The Broken Anchor
- First edition
- Author: Carolyn Keene
- Language: English
- Series: Nancy Drew stories
- Genre: Detective, mystery
- Publisher: Simon & Schuster
- Publication place: United States
- Media type: Print (hardback & paperback)
- Pages: 189
- ISBN: 0671464620
- Preceded by: Clue in the Ancient Disguise
- Followed by: The Silver Cobweb

= The Broken Anchor =

Book by Carolyn Keene

The Broken Anchor is the 70th book in the Nancy Drew Stories series. It was originally published in 1983 under the Wanderer imprint of Simon and Schuster.

== Plot summary ==

Nancy receives a mysterious letter claiming she has won a week-long holiday for two at the Sweet Springs Resort on Anchor Island in the Bahamas.
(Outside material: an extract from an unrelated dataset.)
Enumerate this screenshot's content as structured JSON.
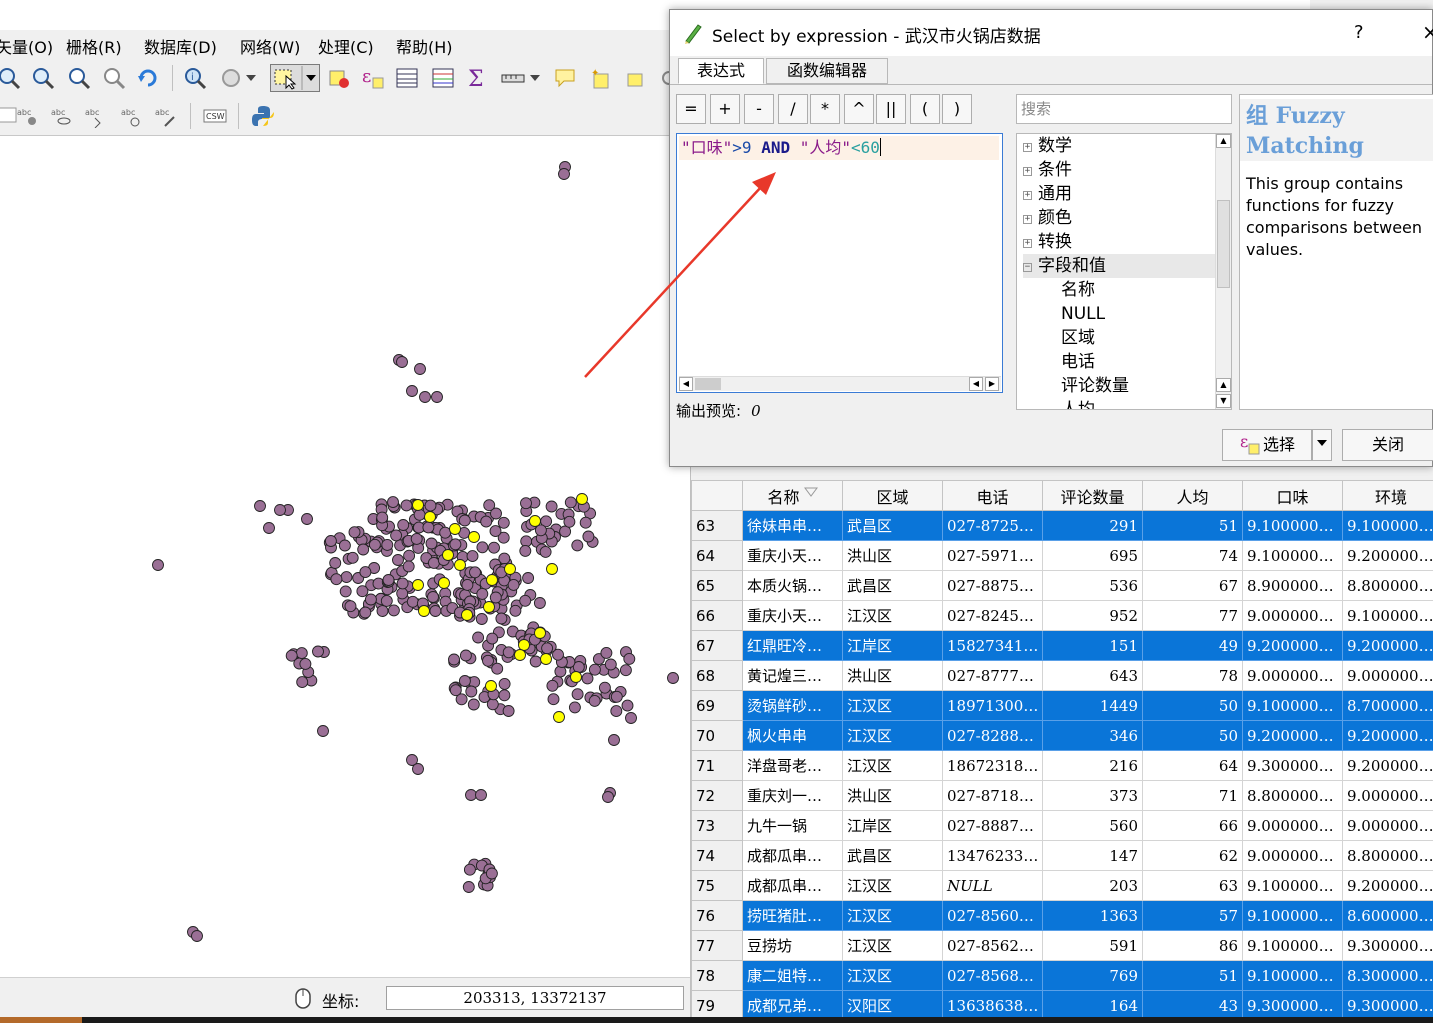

Nancy is puzzled because she never entered any contest. The enclosed plane tickets are for the next day, so she sends her friends Bess and George to go to the resort, and she and her dad will follow later. After Bess and George have left for Anchor Island, she and her dad, Carson Drew, go down to Miami to investigate a mysterious ship. It has been linked to them as it contains newspaper clippings on some of Nancy's recent adventures. The boat is owned by Jeff and Lena DeFoe, who Nancy finds out are the owners of the Sweet Springs resort. While searching the boat for any evidence, Nancy loses her earring and while trying to find it uncovers an old medallion. Her father takes it to Avery Yates, an antique jewelry restorer. Meanwhile, Nancy is worried because her attempts to contact Bess and George have failed.

== Characters ==
INA version:
- Nancy Drew
- Carson Drew: Nancy's father
- Hannah Gruen: Nancy's family housekeeper
- Bess Marvin: Nancy's best friend
- George Fayne: Nancy's best friend, Bess's first cousin
- Jeff DeFoe: Sweet Spring Resorts owner
- Lena DeFoe: Jeff DeFoe's wife
- Penny DeFoe: the DeFoes' grandniece
- Sheriff Boyd: Pal Cove sheriff in charge of the investigation of the mysterious boat
- Avery Yates: Carson Drew's friend and a restorer of old jewelry
- Tom: villain
- Jack: villain
- Perkins: plane passenger
- Ben Graves: plane passenger

== Artwork ==
The first edition featured cover art by Ruth Sanderson and six internal illustrations by Paul Frame. It was republished again under both Wanderer and Minstrel imprints. The illustrations were removed in the final two printings.